Downloading sample datasets

stripepy download is used to download sample datasets suitable to quickly test StripePy. It provides various options to specify which datasets to download, where to store them, and how to handle existing files.

Listing available datasets

Before downloading, you might want to see the available datasets. The --list-only options prints a nested JSON object without initiating any downloads.

The outermost JSON object has dataset names as keys. Each value is an object containing metadata like URL, assembly, and file format.

user@dev:/tmp$ stripepy download --list-only

{
  "4DNFI3RFZLZ5": {
    "url": "https://zenodo.org/records/15301784/files/4DNFI3RFZLZ5.stripepy.mcool?download=1",
    "md5": "f6e060211c95dd5fbf6e708c637d1c1c",
    "assembly": "mm10",
    "format": "mcool",
    "size_mb": 83.85
  },
  ...
  "ENCFF993FGR": {
    "url": "https://zenodo.org/records/15301784/files/ENCFF993FGR.stripepy.hic?download=1",
    "md5": "3bcb8c8c5aac237f26f994e0f5e983d7",
    "assembly": "hg38",
    "format": "hic",
    "size_mb": 185.29
  }
}

Basic download operations

stripepy download can be used to download a dataset by specifying its name.

For example, to download the dataset named 4DNFI9GMP2J8:

# This may take a while on slow internet connections
user@dev:/tmp$ stripepy download --name 4DNFI9GMP2J8

2025-01-14 12:46:01.304277 [info     ] downloading dataset "4DNFI9GMP2J8" (assembly=hg38)...
2025-01-14 12:46:23.900411 [info     ] DONE! Downloading dataset "4DNFI9GMP2J8" took 22.596s.
2025-01-14 12:46:23.901141 [info     ] computing MD5 digest for file "/tmp/4DNFI9GMP2J8.dvizz7v1"...
2025-01-14 12:46:24.050566 [info     ] MD5 checksum match!
2025-01-14 12:46:24.050695 [info     ] successfully downloaded dataset "https://zenodo.org/records/14643417/files/4DNFI9GMP2J8.stripepy.mcool?download=1" to file "4DNFI9GMP2J8.mcool"
2025-01-14 12:46:24.050752 [info     ] file size: 106.84MB. Elapsed time: 22.979s

Note that, if the dataset already exists, it will be overwritten if and only if the --force flag is specified; otherwise, the command will fail to prevent accidental data loss.

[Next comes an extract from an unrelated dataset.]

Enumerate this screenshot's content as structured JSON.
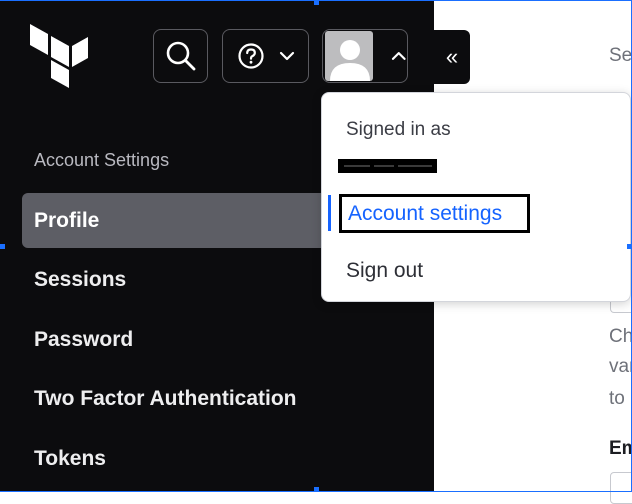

If no name is provided, the tool will default to selecting a random dataset. You can refine this random selection by specifying parameters like the maximum allowed size:

# This may take a while on slow internet connections
user@dev:/tmp$ stripepy download --max-size 100

2025-07-02 12:29:43.095292 [info     ] downloading dataset "4DNFI3RFZLZ5" (assembly=mm10)...
2025-07-02 12:30:31.664521 [info     ] DONE! Downloading dataset "4DNFI3RFZLZ5" took 48.569s.
2025-07-02 12:30:31.665930 [info     ] computing MD5 digest for file "/tmp/4DNFI3RFZLZ5._3a7e1bs"...
2025-07-02 12:30:31.850671 [info     ] MD5 checksum match!
2025-07-02 12:30:31.851358 [info     ] successfully downloaded dataset "https://zenodo.org/records/15301784/files/4DNFI3RFZLZ5.stripepy.mcool?download=1" to file "4DNFI3RFZLZ5.mcool"
2025-07-02 12:30:31.851449 [info     ] file size: 83.86 MiB. Elapsed time: 49.160s

The --assembly option provides a mechanism to restrict downloads to datasets specifically associated with a given reference genome assembly. Currently, the supported options for this parameter are hg38 (human) and mm10 (mouse).

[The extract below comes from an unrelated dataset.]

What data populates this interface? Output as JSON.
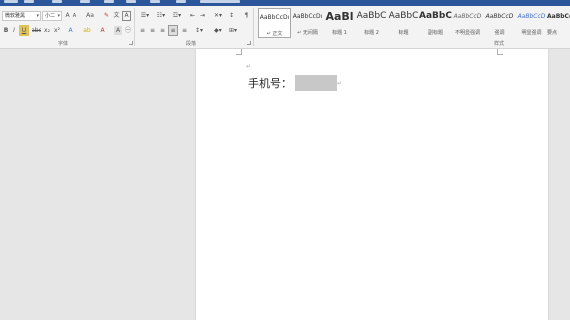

Additionally, for internal testing or specific development purposes, the --include-private flag allows the inclusion of datasets typically for internal testing.

Downloading test datasets

The stripepy download command also provides dedicated functionalities for acquiring specific test datasets used in unit and end-to-end testing.

The --unit-test option allows the download of datasets specifically required by the unit tests. When this option is invoked, the downloaded files are automatically stored within the test/data/ directory, and any existing files at that location will be overwritten. It is important to note that when --unit-test is specified, all other command-line options are ignored, streamlining the test data acquisition process.

Similarly, the --end2end-test option allows the download of datasets necessary for end-to-end tests. Consistent with the unit test behavior, these files are also stored in the test/data/ directory, existing files are overwritten, and all other command-line options are disregarded when this flag is active.